目录大纲
Part01-基础概念与理论知识
1.1 集群巡检概述
1.2 巡检项目分类
1.3 维护操作规范
Part02-生产环境规划与建议
2.1 巡检计划规划
2.2 巡检工具规划
2.3 维护窗口规划
Part03-生产环境项目实施方案
3.1 HDFS巡检实施
3.2 YARN巡检实施
3.3 系统资源巡检
3.4 日志巡检分析
Part04-生产案例与实战讲解
4.1 自动化巡检脚本案例
4.2 异常问题处理案例
4.3 定期维护案例
Part05-风哥经验总结与分享
5.1 巡检维护最佳实践
5.2 运维经验总结
Part01-基础概念与理论知识
1.1 集群巡检概述
Hadoop集群巡检是保障集群稳定运行的重要手段。更多视频教程www.fgedu.net.cn 通过定期巡检可以及时发现潜在问题,避免故障发生。
1.2 巡检项目分类
Hadoop集群巡检项目分为多个类别。
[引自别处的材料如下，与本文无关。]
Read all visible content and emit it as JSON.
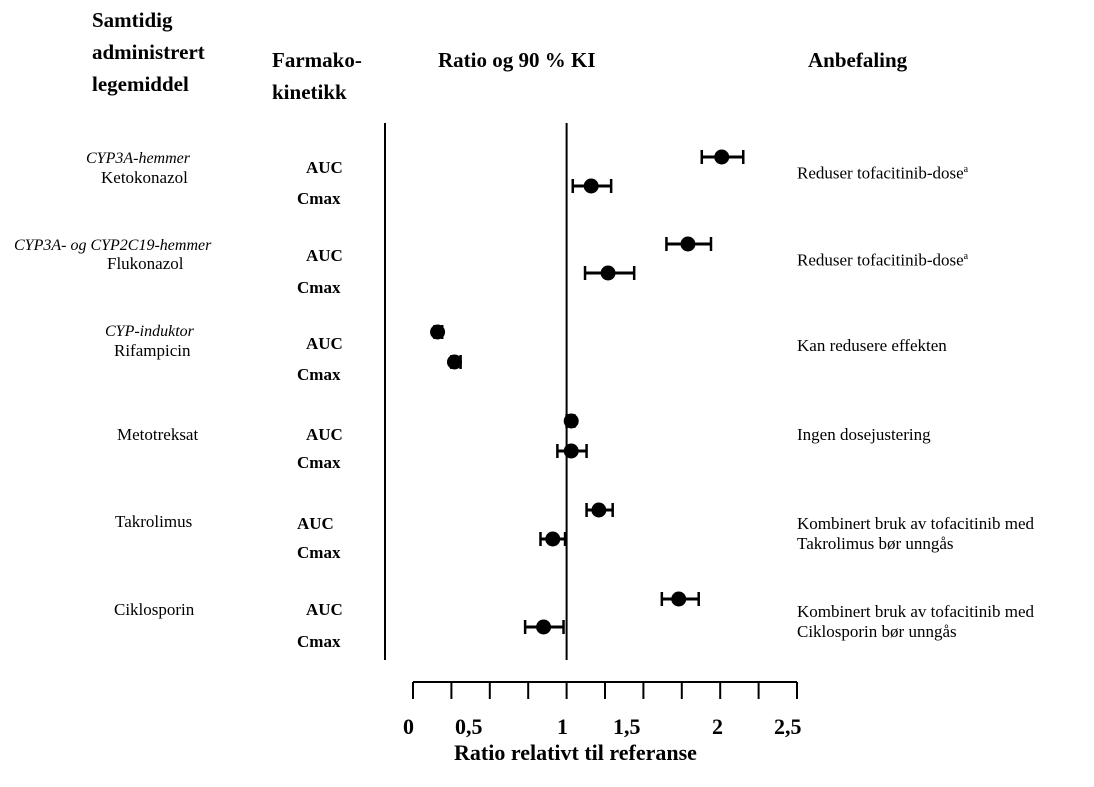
{
  "headers": {
    "drug": [
      "Samtidig",
      "administrert",
      "legemiddel"
    ],
    "pk": [
      "Farmako-",
      "kinetikk"
    ],
    "ratio": "Ratio og 90 % KI",
    "recommendation": "Anbefaling"
  },
  "rows": [
    {
      "category": "CYP3A-hemmer",
      "drug": "Ketokonazol",
      "pk1": "AUC",
      "pk2": "Cmax",
      "rec": [
        "Reduser tofacitinib-dose",
        ""
      ],
      "rec_sup": "a"
    },
    {
      "category": "CYP3A- og CYP2C19-hemmer",
      "drug": "Flukonazol",
      "pk1": "AUC",
      "pk2": "Cmax",
      "rec": [
        "Reduser tofacitinib-dose",
        ""
      ],
      "rec_sup": "a"
    },
    {
      "category": "CYP-induktor",
      "drug": "Rifampicin",
      "pk1": "AUC",
      "pk2": "Cmax",
      "rec": [
        "Kan redusere effekten",
        ""
      ],
      "rec_sup": ""
    },
    {
      "category": "",
      "drug": "Metotreksat",
      "pk1": "AUC",
      "pk2": "Cmax",
      "rec": [
        "Ingen dosejustering",
        ""
      ],
      "rec_sup": ""
    },
    {
      "category": "",
      "drug": "Takrolimus",
      "pk1": "AUC",
      "pk2": "Cmax",
      "rec": [
        "Kombinert bruk av tofacitinib med",
        "Takrolimus bør unngås"
      ],
      "rec_sup": ""
    },
    {
      "category": "",
      "drug": "Ciklosporin",
      "pk1": "AUC",
      "pk2": "Cmax",
      "rec": [
        "Kombinert bruk av tofacitinib med",
        "Ciklosporin bør unngås"
      ],
      "rec_sup": ""
    }
  ],
  "chart_data": {
    "type": "scatter",
    "title": "Ratio og 90 % KI",
    "xlabel": "Ratio relativt til referanse",
    "xlim": [
      0,
      2.5
    ],
    "xticks": [
      "0",
      "0,5",
      "1",
      "1,5",
      "2",
      "2,5"
    ],
    "reference_line": 1.0,
    "series": [
      {
        "points": [
          {
            "drug": "Ketokonazol",
            "pk": "AUC",
            "value": 2.01,
            "ci": [
              1.88,
              2.15
            ]
          },
          {
            "drug": "Ketokonazol",
            "pk": "Cmax",
            "value": 1.16,
            "ci": [
              1.04,
              1.29
            ]
          },
          {
            "drug": "Flukonazol",
            "pk": "AUC",
            "value": 1.79,
            "ci": [
              1.65,
              1.94
            ]
          },
          {
            "drug": "Flukonazol",
            "pk": "Cmax",
            "value": 1.27,
            "ci": [
              1.12,
              1.44
            ]
          },
          {
            "drug": "Rifampicin",
            "pk": "AUC",
            "value": 0.16,
            "ci": [
              0.14,
              0.19
            ]
          },
          {
            "drug": "Rifampicin",
            "pk": "Cmax",
            "value": 0.27,
            "ci": [
              0.25,
              0.31
            ]
          },
          {
            "drug": "Metotreksat",
            "pk": "AUC",
            "value": 1.03,
            "ci": [
              1.0,
              1.05
            ]
          },
          {
            "drug": "Metotreksat",
            "pk": "Cmax",
            "value": 1.03,
            "ci": [
              0.94,
              1.13
            ]
          },
          {
            "drug": "Takrolimus",
            "pk": "AUC",
            "value": 1.21,
            "ci": [
              1.13,
              1.3
            ]
          },
          {
            "drug": "Takrolimus",
            "pk": "Cmax",
            "value": 0.91,
            "ci": [
              0.83,
              0.99
            ]
          },
          {
            "drug": "Ciklosporin",
            "pk": "AUC",
            "value": 1.73,
            "ci": [
              1.62,
              1.86
            ]
          },
          {
            "drug": "Ciklosporin",
            "pk": "Cmax",
            "value": 0.85,
            "ci": [
              0.73,
              0.98
            ]
          }
        ]
      }
    ]
  }
}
学习交流加群风哥微信: itpux-com
– HDFS巡检:NameNode状态、DataNode状态、存储容量、块健康
– YARN巡检:ResourceManager状态、NodeManager状态、资源使用
– 系统巡检:CPU、内存、磁盘、网络
– 日志巡检:错误日志、告警日志
1.3 维护操作规范
维护操作需要遵循规范流程。from bigdata视频:www.itpux.com
– 操作前做好备份
– 选择合适的维护窗口
– 记录操作过程
– 验证操作结果
– 做好回滚预案
Part02-生产环境规划与建议
2.1 巡检计划规划
巡检计划需要根据集群规模和业务重要性制定。更多学习教程公众号风哥教程itpux_com
– 每日巡检:基础状态检查
– 每周巡检:性能指标分析
– 每月巡检:深度健康检查
– 季度巡检:全面安全审计
2.2 巡检工具规划
巡检工具需要覆盖各个层面。学习交流加群风哥QQ113257174
hdfs –help
yarn –help
Usage: hdfs [OPTIONS] SUBCOMMAND [SUBCOMMAND OPTIONS]
SUBCOMMAND is one of:
dfs run a filesystem command on the file systems
dfsadmin run a DFS admin client
fsck run a DFS filesystem checking utility
haadmin run a DFS HA admin client
# YARN命令
Usage: yarn [OPTIONS] SUBCOMMAND [SUBCOMMAND OPTIONS]
SUBCOMMAND is one of:
application prints application(s) report/kill application
applicationattempt prints applicationattempt(s) report
node prints node report(s)
rmadmin ResourceManager admin client
2.3 维护窗口规划
维护窗口需要选择业务低峰期。风哥提示:建议在凌晨2-6点进行维护操作。
yarn application -list -appStates RUNNING | wc -l
hdfs dfsadmin -report | grep “DFS Used%”
5
# HDFS使用率
DFS Used%: 50.00%
Part03-生产环境项目实施方案
3.1 HDFS巡检实施
3.1.1 NameNode巡检
hdfs dfsadmin -safemode get
hdfs dfsadmin -report | head -20
# 检查NameNode内存
jstat -gcutil $(pgrep -f NameNode) 1 1
Safe mode is OFF
# NameNode报告
Configured Capacity: 131941395087360 (120 TB)
Present Capacity: 125244325333120 (113.87 TB)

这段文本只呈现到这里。